Pictures fall under the US copyright laws, so you are in violation of those laws if you use it in any way.
You don’t ever want to be on the wrong side of the copyright laws – in the early days of computers, my corporation was investigated for proper use (not duplicating) software versions, and it was a thorough and brutal investigation. Even when we were able to produce proof of purchase for every copy, we were treated like criminals.
Recent (very harsh) penalties were assessed for some who used the peer-to-peer music downloading software – although millions of others weren’t prosecuted. The law isn’t applied fairly – but there’s always the danger.
Chances are no one will KNOW that you have downloaded and used images or other material – but that doesn’t make it right.
I brew my own beer, and I use images I find in Google Images to make my labels. Of course, I don’t sell any of these, its just for my family and friends.
Like a previous poster said, I likened this to cutting out pictures in a magazine and pasting them together. If this is illegal…it is not fair.
I hope it isn’t illegal to use images downloaded off of the Internet for personal uses.
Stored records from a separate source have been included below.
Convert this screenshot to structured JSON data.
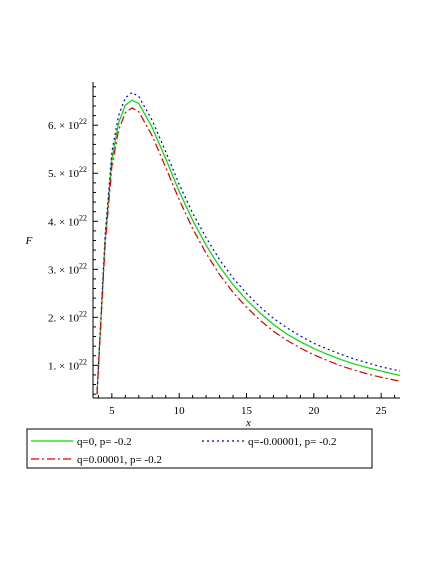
{
  "chart_data": {
    "type": "line",
    "xlabel": "x",
    "ylabel": "F",
    "xlim": [
      3.6,
      26.4
    ],
    "ylim": [
      0.32,
      6.9
    ],
    "y_scale_note": "×10^22",
    "x_ticks": [
      {
        "value": 5,
        "label": "5"
      },
      {
        "value": 10,
        "label": "10"
      },
      {
        "value": 15,
        "label": "15"
      },
      {
        "value": 20,
        "label": "20"
      },
      {
        "value": 25,
        "label": "25"
      }
    ],
    "y_ticks": [
      {
        "value": 1,
        "label": "1. × 10",
        "exp": "22"
      },
      {
        "value": 2,
        "label": "2. × 10",
        "exp": "22"
      },
      {
        "value": 3,
        "label": "3. × 10",
        "exp": "22"
      },
      {
        "value": 4,
        "label": "4. × 10",
        "exp": "22"
      },
      {
        "value": 5,
        "label": "5. × 10",
        "exp": "22"
      },
      {
        "value": 6,
        "label": "6. × 10",
        "exp": "22"
      }
    ],
    "legend_placement": "bottom",
    "series": [
      {
        "name": "q=0, p= -0.2",
        "color": "#00dd00",
        "dash": "solid",
        "x": [
          3.9,
          4.5,
          5.0,
          5.5,
          6.0,
          6.5,
          7.0,
          8.0,
          9.0,
          10.0,
          11.0,
          12.0,
          13.0,
          14.0,
          15.0,
          16.0,
          17.0,
          18.0,
          19.0,
          20.0,
          21.0,
          22.0,
          23.0,
          24.0,
          25.0,
          26.4
        ],
        "y": [
          0.4,
          3.6,
          5.3,
          6.05,
          6.42,
          6.52,
          6.45,
          5.95,
          5.3,
          4.62,
          4.02,
          3.5,
          3.05,
          2.68,
          2.36,
          2.09,
          1.85,
          1.65,
          1.49,
          1.35,
          1.23,
          1.12,
          1.03,
          0.95,
          0.88,
          0.79
        ]
      },
      {
        "name": "q=-0.00001, p= -0.2",
        "color": "#0000cc",
        "dash": "dotted",
        "x": [
          3.9,
          4.5,
          5.0,
          5.5,
          6.0,
          6.5,
          7.0,
          8.0,
          9.0,
          10.0,
          11.0,
          12.0,
          13.0,
          14.0,
          15.0,
          16.0,
          17.0,
          18.0,
          19.0,
          20.0,
          21.0,
          22.0,
          23.0,
          24.0,
          25.0,
          26.4
        ],
        "y": [
          0.4,
          3.7,
          5.45,
          6.2,
          6.57,
          6.68,
          6.6,
          6.1,
          5.45,
          4.77,
          4.17,
          3.66,
          3.2,
          2.82,
          2.5,
          2.22,
          1.98,
          1.78,
          1.61,
          1.46,
          1.34,
          1.23,
          1.13,
          1.05,
          0.97,
          0.88
        ]
      },
      {
        "name": "q=0.00001, p= -0.2",
        "color": "#dd0000",
        "dash": "dashdot",
        "x": [
          3.9,
          4.5,
          5.0,
          5.5,
          6.0,
          6.5,
          7.0,
          8.0,
          9.0,
          10.0,
          11.0,
          12.0,
          13.0,
          14.0,
          15.0,
          16.0,
          17.0,
          18.0,
          19.0,
          20.0,
          21.0,
          22.0,
          23.0,
          24.0,
          25.0,
          26.4
        ],
        "y": [
          0.4,
          3.5,
          5.15,
          5.9,
          6.26,
          6.36,
          6.28,
          5.78,
          5.12,
          4.45,
          3.85,
          3.33,
          2.89,
          2.52,
          2.21,
          1.94,
          1.71,
          1.52,
          1.36,
          1.22,
          1.1,
          0.99,
          0.9,
          0.82,
          0.75,
          0.67
        ]
      }
    ]
  }
}
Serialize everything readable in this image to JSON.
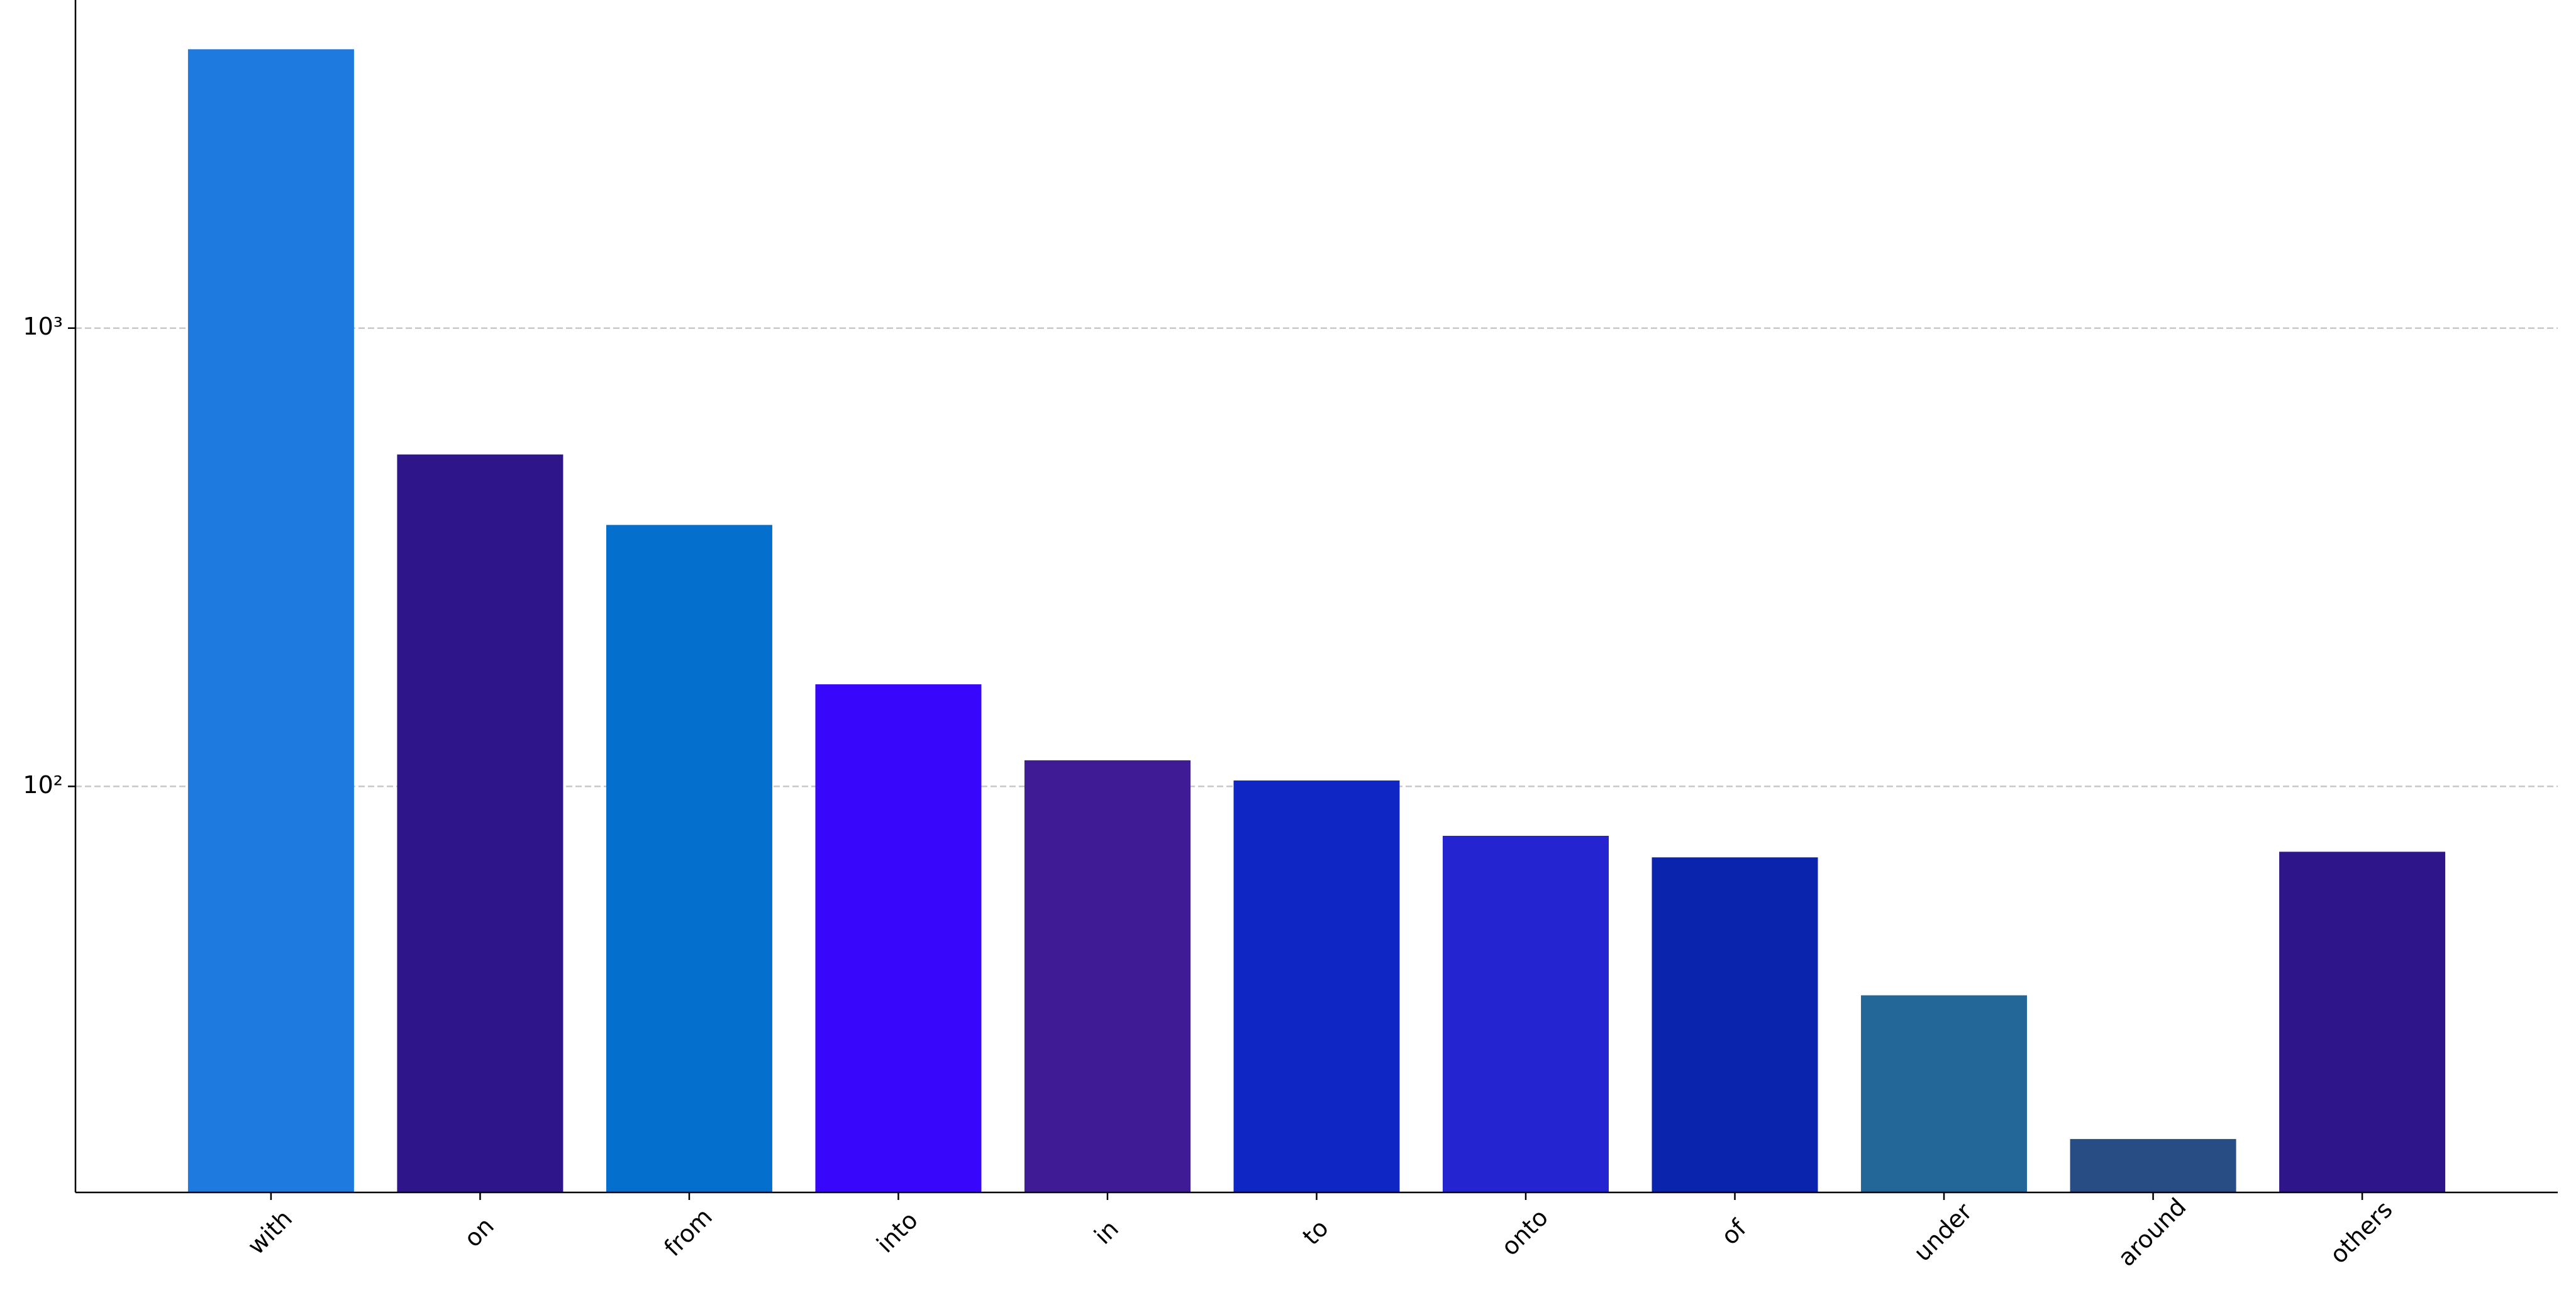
{
  "chart_data": {
    "type": "bar",
    "log_scale": true,
    "grid": true,
    "categories": [
      "with",
      "on",
      "from",
      "into",
      "in",
      "to",
      "onto",
      "of",
      "under",
      "around",
      "others"
    ],
    "values": [
      4060,
      530,
      372,
      167,
      114,
      103,
      78,
      70,
      35,
      17,
      72
    ],
    "colors": [
      "#1f7ae0",
      "#2e168a",
      "#046fcd",
      "#3706fb",
      "#3f1b96",
      "#1026c4",
      "#2425d1",
      "#0b24ae",
      "#236698",
      "#284d85",
      "#2e168a"
    ],
    "ylim": [
      13,
      5200
    ],
    "yticks": [
      {
        "value": 100,
        "label": "10²"
      },
      {
        "value": 1000,
        "label": "10³"
      }
    ]
  }
}
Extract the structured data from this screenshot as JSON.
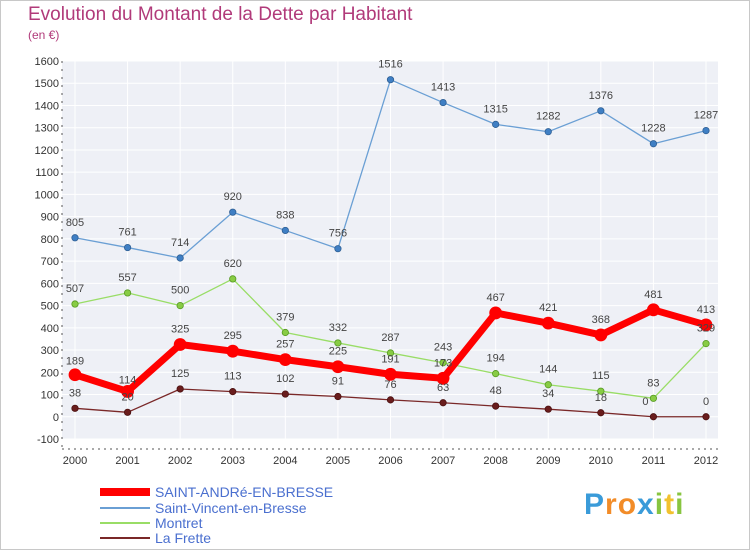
{
  "title": "Evolution du Montant de la Dette par Habitant",
  "subtitle": "(en €)",
  "logo": "Proxiti",
  "chart_data": {
    "type": "line",
    "x": [
      "2000",
      "2001",
      "2002",
      "2003",
      "2004",
      "2005",
      "2006",
      "2007",
      "2008",
      "2009",
      "2010",
      "2011",
      "2012"
    ],
    "ylim": [
      -100,
      1600
    ],
    "yticks": [
      -100,
      0,
      100,
      200,
      300,
      400,
      500,
      600,
      700,
      800,
      900,
      1000,
      1100,
      1200,
      1300,
      1400,
      1500,
      1600
    ],
    "grid": true,
    "legend_position": "bottom-left",
    "series": [
      {
        "name": "SAINT-ANDRé-EN-BRESSE",
        "color": "#ff0000",
        "values": [
          189,
          114,
          325,
          295,
          257,
          225,
          191,
          173,
          467,
          421,
          368,
          481,
          413
        ]
      },
      {
        "name": "Saint-Vincent-en-Bresse",
        "color": "#6a9fd4",
        "values": [
          805,
          761,
          714,
          920,
          838,
          756,
          1516,
          1413,
          1315,
          1282,
          1376,
          1228,
          1287
        ]
      },
      {
        "name": "Montret",
        "color": "#99dd66",
        "values": [
          507,
          557,
          500,
          620,
          379,
          332,
          287,
          243,
          194,
          144,
          115,
          83,
          329
        ]
      },
      {
        "name": "La Frette",
        "color": "#7a2828",
        "values": [
          38,
          20,
          125,
          113,
          102,
          91,
          76,
          63,
          48,
          34,
          18,
          0,
          0
        ]
      }
    ]
  }
}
I sometimes download images off the Internet and use them as my background image or my avatar on one of my instant messaging programs.
(the original title of this Thread was the 7th commandment but I changed it. So the post looks funny… heh)
Ok then so what about music? If it’s ok to have pictures that other people made on your computer and you can do anything with it except claim it as your own… How about music? If you download for free BUT you claim that YOU DID NOT make the song. Then that’s like what’s being said about Art… So by claiming this in the Art realm it seems that it should be claimed in the music realm as well. Artists are just like musicians, they need money for there goods, they don’t have CDs or DVDs (actually they could have with pictures) but they have their paintings and art. So if someone receives it they should pay just like a Musician. Unless of course the Artist gives for free (as I do). I think this in large part is how we always here of the Starving Artist. I know people with degrees in Art but they do some ordinary boring job that their Art expertise doesn’t even help in because they just kind sell art. I actually would prefer if images were free but these questions keep coming to mind…
This makes sense. So I think if someone is selling their art, you should pay to use it. If it is just some random pic on a webpage…it should be fair game.
no, no, and no.
Copyright protects the image. You do not have to make money off of something to be violating copyright protections.
Hmm, very interesting. What if I alter the image a little bit, and make it my own?
Or if I make a free-hand scetch of the image and then use it?
These may seem like trivial questions, but I’m trying to wrap my head around this.
This might be classified as a derivative work, and would be a violation of copyright protection.
This could be substantially different from the original and therefore not a derivative work. But, I would think that depends on various factors.
If you freehand draw Superman, he’s still Superman and he’s protected. If you freehand draw a landscape that sort of resembles a picture or painting, but is substantially different, then maybe not.
Because you’re asking on Catholic.com, I assume you’re not soliciting legal advice, but rather, moral advice?
Examining the letter of the law might lead you to a different conclusion than moral introspection will.
I consider whether I’m expressly avoiding paying for the information I want to download to determine if I am stealing. That’s the standard I use in examining my conscience, anyway.